Why is Prince Philip not a king?

When Philip married Elizabeth in 1947, he renounced his Greek citizenship and church and became British, Anglican and a royal duke.

Elizabeth became queen of the United Kingdom of Great Britain in 1952, on the day her father, King George VI, died. Philip did not become the king due to a longstanding rule of the British monarchy which decrees that a man who marries a reigning queen will be referred to as Prince Consort.

Who are Prince Philip’s children, grandchildren and great-grandchildren?

Prince Philip and Queen Elizabeth II share four children, eight grandchildren and 10 great-grandchildren with one more on the way. Their children are Prince Charles the Prince of Wales, Prince Andrew the Duke of York, Princess Anne the Princess Royal and Prince Edward Earl of Wessex. 

His grandchildren include Prince Harry Duke of Sussex (Duchess Meghan), Prince William Duke of Cambridge (Duchess Kate), Princess Eugenie (Jack Brooksbank), Princess Beatrice (Edoardo Mapelli Mozzi), Zara Tindall (Mike Tindall), James Viscount Severn, Lady Louise Windsor and Peter Philips (Autumn Philips).

His great-grandchildren include Harry and Meghan’s son Archie, 1 (the couple has a baby girl on the way); William and Kate’s sons Prince George, 7, and Prince Louis, 2, and daughter Princess Charlotte, 5; Eugenie and Jack’s August Philip, 2 months; and Zara and Mike’s Lena Elizabeth, 7, Mia Grace, 2 and Lucas, born last month; and Peter and Autumn’s Savannah, 10, and Isla, 9.

This autumn 2020 image provided by Kensington Palace on Wednesday Dec. 16, 2020, shows the 2020 Christmas card of Britain's Prince William, Kate, Duchess of Cambridge and their children, Prince George, left, Princess Charlotte and Prince Louis, center, at Anmer Hall, Anmer, England.

What is Prince Philip’s cause of death?

A cause of death was not immediately known. The statement from Buckingham Palace noted that the prince “passed away peacefully this morning at Windsor Castle.”

Philip had recently endured a long hospital stay where he underwent a heart procedure. He had returned home March 16.

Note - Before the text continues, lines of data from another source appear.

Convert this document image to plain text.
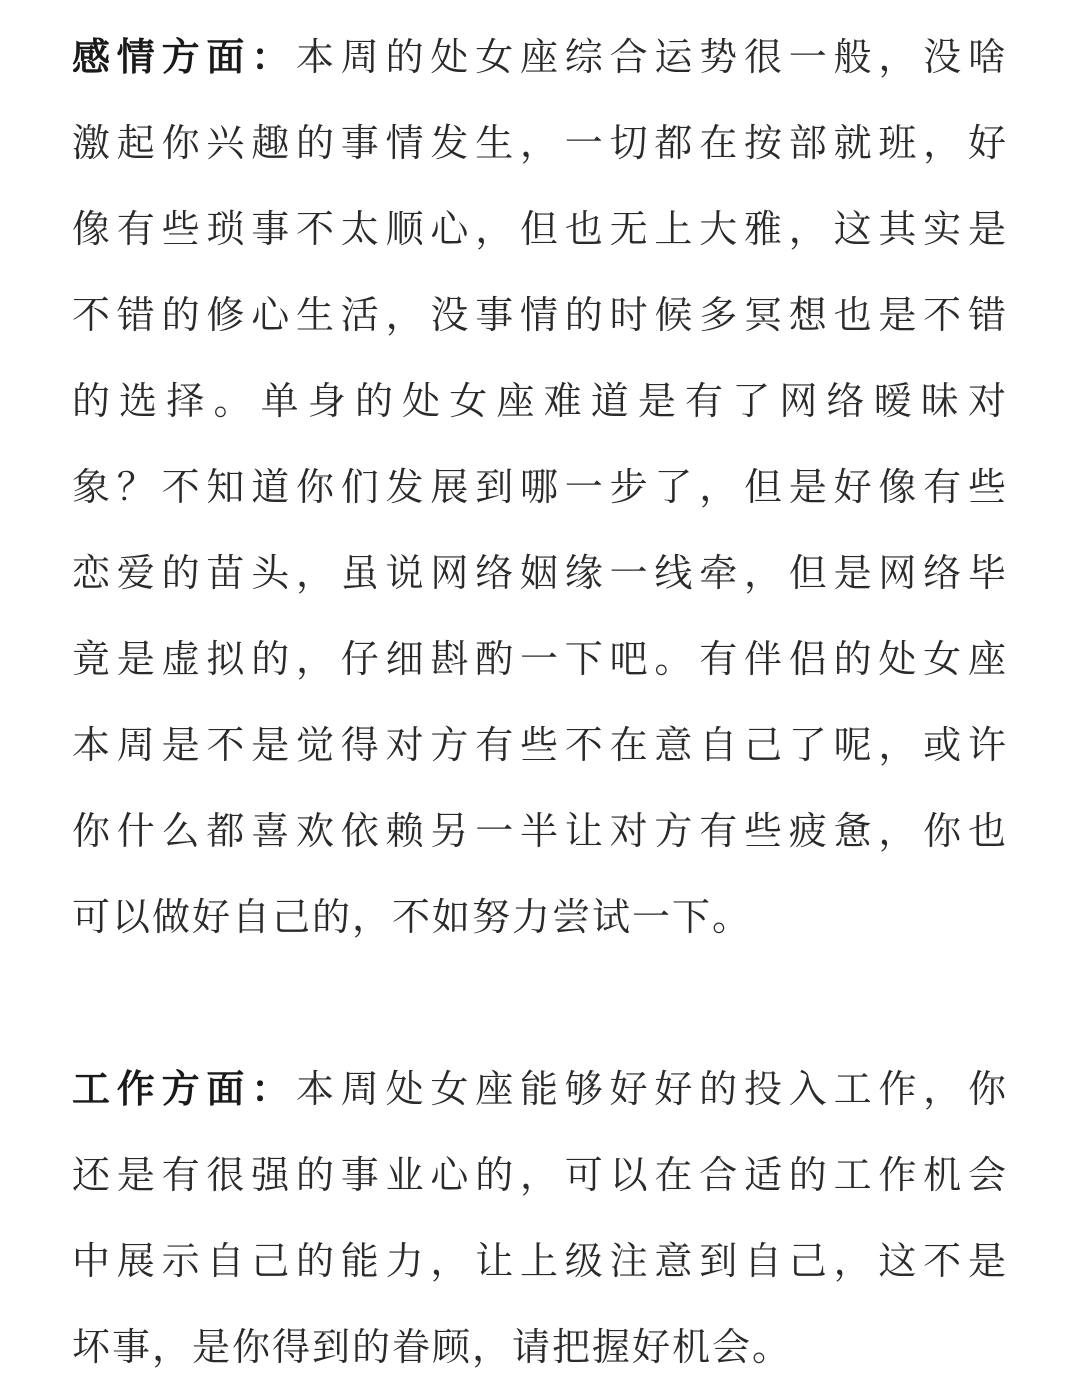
感情方面：本周的处女座综合运势很一般，没啥
激起你兴趣的事情发生，一切都在按部就班，好
像有些琐事不太顺心，但也无上大雅，这其实是
不错的修心生活，没事情的时候多冥想也是不错
的选择。单身的处女座难道是有了网络暧昧对
象？不知道你们发展到哪一步了，但是好像有些
恋爱的苗头，虽说网络姻缘一线牵，但是网络毕
竟是虚拟的，仔细斟酌一下吧。有伴侣的处女座
本周是不是觉得对方有些不在意自己了呢，或许
你什么都喜欢依赖另一半让对方有些疲惫，你也
可以做好自己的，不如努力尝试一下。
工作方面：本周处女座能够好好的投入工作，你
还是有很强的事业心的，可以在合适的工作机会
中展示自己的能力，让上级注意到自己，这不是
坏事，是你得到的眷顾，请把握好机会。
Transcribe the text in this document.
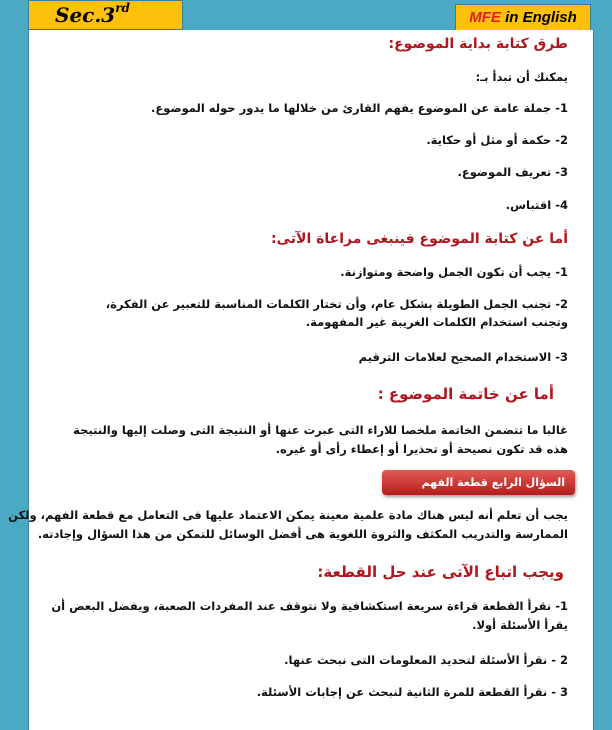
Sec.3rd
MFE in English
طرق كتابة بداية الموضوع:
يمكنك أن تبدأ بـ:
1- جملة عامة عن الموضوع يفهم القارئ من خلالها ما يدور حوله الموضوع.
2- حكمة أو مثل أو حكاية.
3- تعريف الموضوع.
4- اقتباس.
أما عن كتابة الموضوع فينبغى مراعاة الآتى:
1- يجب أن تكون الجمل واضحة ومتوازنة.
2- تجنب الجمل الطويلة بشكل عام، وأن تختار الكلمات المناسبة للتعبير عن الفكرة،
وتجنب استخدام الكلمات الغريبة غير المفهومة.
3- الاستخدام الصحيح لعلامات الترقيم
أما عن خاتمة الموضوع :
غالبا ما تتضمن الخاتمة ملخصا للاراء التى عبرت عنها أو النتيجة التى وصلت إليها والنتيجة
هذه قد تكون نصيحة أو تحذيرا أو إعطاء رأى أو غيره.
السؤال الرابع قطعة الفهم
يجب أن تعلم أنه ليس هناك مادة علمية معينة يمكن الاعتماد عليها فى التعامل مع قطعة الفهم، ولكن
الممارسة والتدريب المكثف والثروة اللغوية هى أفضل الوسائل للتمكن من هذا السؤال وإجادته.
ويجب اتباع الآتى عند حل القطعة:
1- نقرأ القطعة قراءة سريعة استكشافية ولا نتوقف عند المفردات الصعبة، ويفضل البعض أن
يقرأ الأسئلة أولا.
2 - نقرأ الأسئلة لتحديد المعلومات التى نبحث عنها.
3 - نقرأ القطعة للمرة الثانية لنبحث عن إجابات الأسئلة.
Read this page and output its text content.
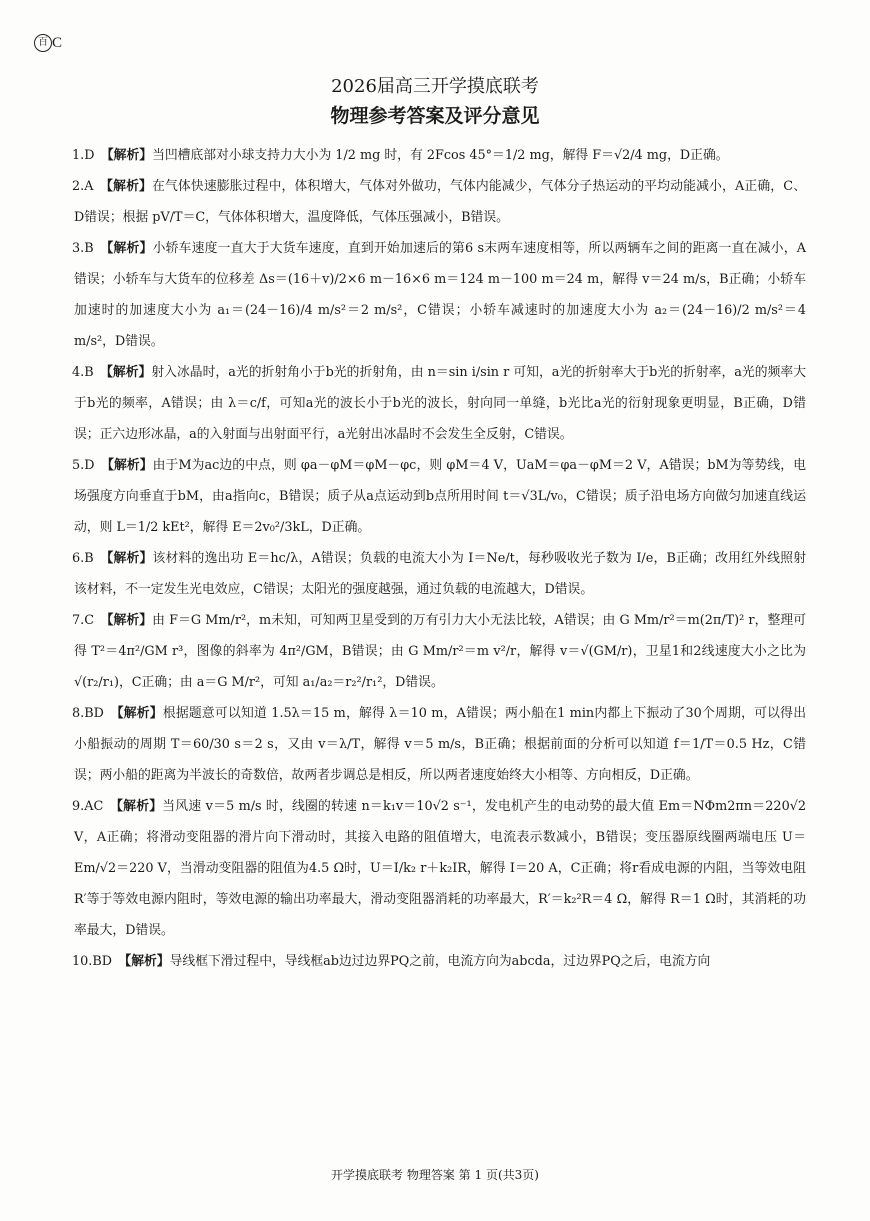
百 C
2026届高三开学摸底联考
物理参考答案及评分意见

1.D　 【解析】当凹槽底部对小球支持力大小为 1/2 mg 时，有 2Fcos 45°＝1/2 mg，解得 F＝√2/4 mg，D正确。

2.A　 【解析】在气体快速膨胀过程中，体积增大，气体对外做功，气体内能减少，气体分子热运动的平均动能减小，A正确，C、D错误；根据 pV/T＝C，气体体积增大，温度降低，气体压强减小，B错误。

3.B　 【解析】小轿车速度一直大于大货车速度，直到开始加速后的第6 s末两车速度相等，所以两辆车之间的距离一直在减小，A错误；小轿车与大货车的位移差 Δs＝(16＋v)/2×6 m－16×6 m＝124 m－100 m＝24 m，解得 v＝24 m/s，B正确；小轿车加速时的加速度大小为 a₁＝(24－16)/4 m/s²＝2 m/s²，C错误；小轿车减速时的加速度大小为 a₂＝(24－16)/2 m/s²＝4 m/s²，D错误。

4.B　 【解析】射入冰晶时，a光的折射角小于b光的折射角，由 n＝sin i/sin r 可知，a光的折射率大于b光的折射率，a光的频率大于b光的频率，A错误；由 λ＝c/f，可知a光的波长小于b光的波长，射向同一单缝，b光比a光的衍射现象更明显，B正确，D错误；正六边形冰晶，a的入射面与出射面平行，a光射出冰晶时不会发生全反射，C错误。

5.D　 【解析】由于M为ac边的中点，则 φa－φM＝φM－φc，则 φM＝4 V，UaM＝φa－φM＝2 V，A错误；bM为等势线，电场强度方向垂直于bM，由a指向c，B错误；质子从a点运动到b点所用时间 t＝√3L/v₀，C错误；质子沿电场方向做匀加速直线运动，则 L＝1/2 kEt²，解得 E＝2v₀²/3kL，D正确。

6.B　 【解析】该材料的逸出功 E＝hc/λ，A错误；负载的电流大小为 I＝Ne/t，每秒吸收光子数为 I/e，B正确；改用红外线照射该材料，不一定发生光电效应，C错误；太阳光的强度越强，通过负载的电流越大，D错误。

7.C　 【解析】由 F＝G Mm/r²，m未知，可知两卫星受到的万有引力大小无法比较，A错误；由 G Mm/r²＝m(2π/T)² r，整理可得 T²＝4π²/GM r³，图像的斜率为 4π²/GM，B错误；由 G Mm/r²＝m v²/r，解得 v＝√(GM/r)，卫星1和2线速度大小之比为 √(r₂/r₁)，C正确；由 a＝G M/r²，可知 a₁/a₂＝r₂²/r₁²，D错误。

8.BD　 【解析】根据题意可以知道 1.5λ＝15 m，解得 λ＝10 m，A错误；两小船在1 min内都上下振动了30个周期，可以得出小船振动的周期 T＝60/30 s＝2 s，又由 v＝λ/T，解得 v＝5 m/s，B正确；根据前面的分析可以知道 f＝1/T＝0.5 Hz，C错误；两小船的距离为半波长的奇数倍，故两者步调总是相反，所以两者速度始终大小相等、方向相反，D正确。

9.AC　 【解析】当风速 v＝5 m/s 时，线圈的转速 n＝k₁v＝10√2 s⁻¹，发电机产生的电动势的最大值 Em＝NΦm2πn＝220√2 V，A正确；将滑动变阻器的滑片向下滑动时，其接入电路的阻值增大，电流表示数减小，B错误；变压器原线圈两端电压 U＝Em/√2＝220 V，当滑动变阻器的阻值为4.5 Ω时，U＝I/k₂ r＋k₂IR，解得 I＝20 A，C正确；将r看成电源的内阻，当等效电阻R′等于等效电源内阻时，等效电源的输出功率最大，滑动变阻器消耗的功率最大，R′＝k₂²R＝4 Ω，解得 R＝1 Ω时，其消耗的功率最大，D错误。

10.BD　 【解析】导线框下滑过程中，导线框ab边过边界PQ之前，电流方向为abcda，过边界PQ之后，电流方向

开学摸底联考 物理答案 第 1 页(共3页)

He was also hospitalized in December 2019 to treat a pre-existing condition.

The duke had been hospitalized multiple times since the end of 2011. In December of that year, he was rushed to the hospital when he suffered chest pains during the royal family’s annual Christmas holiday. He underwent an emergency stent procedure to correct a blocked artery and was released four days later.

He also was hospitalized in 2012 for what was described as a sudden bladder infection.

Prince Philip had been hospitalized since Feb. 16.

What are the plans for Prince Philip’s funeral?

As royal consort, Philip’s passing does not affect the royal succession nor the British government. Funeral arrangements were not immediately announced but royal funerals are routinely planned years in advance. Philip’s funeral plan is known as Operation Forth Bridge.  

Members of the public are asked to avoid gathering in crowds and consider making a donation to charity in lieu of floral tributes, according to a statement from Buckingham Palace. There will also be an online Book of Condolence for those who wish to leave messages for the late Duke of Edinburgh available on the Royal website. 

As husband of the sovereign, the duke is entitled to a state funeral, but he has expressed his preference for a private, military-style funeral at St. George’s Chapel at Windsor Castle and burial nearby at Frogmore Gardens, where his great-great grandparents, Queen Victoria and Prince Albert, are interred.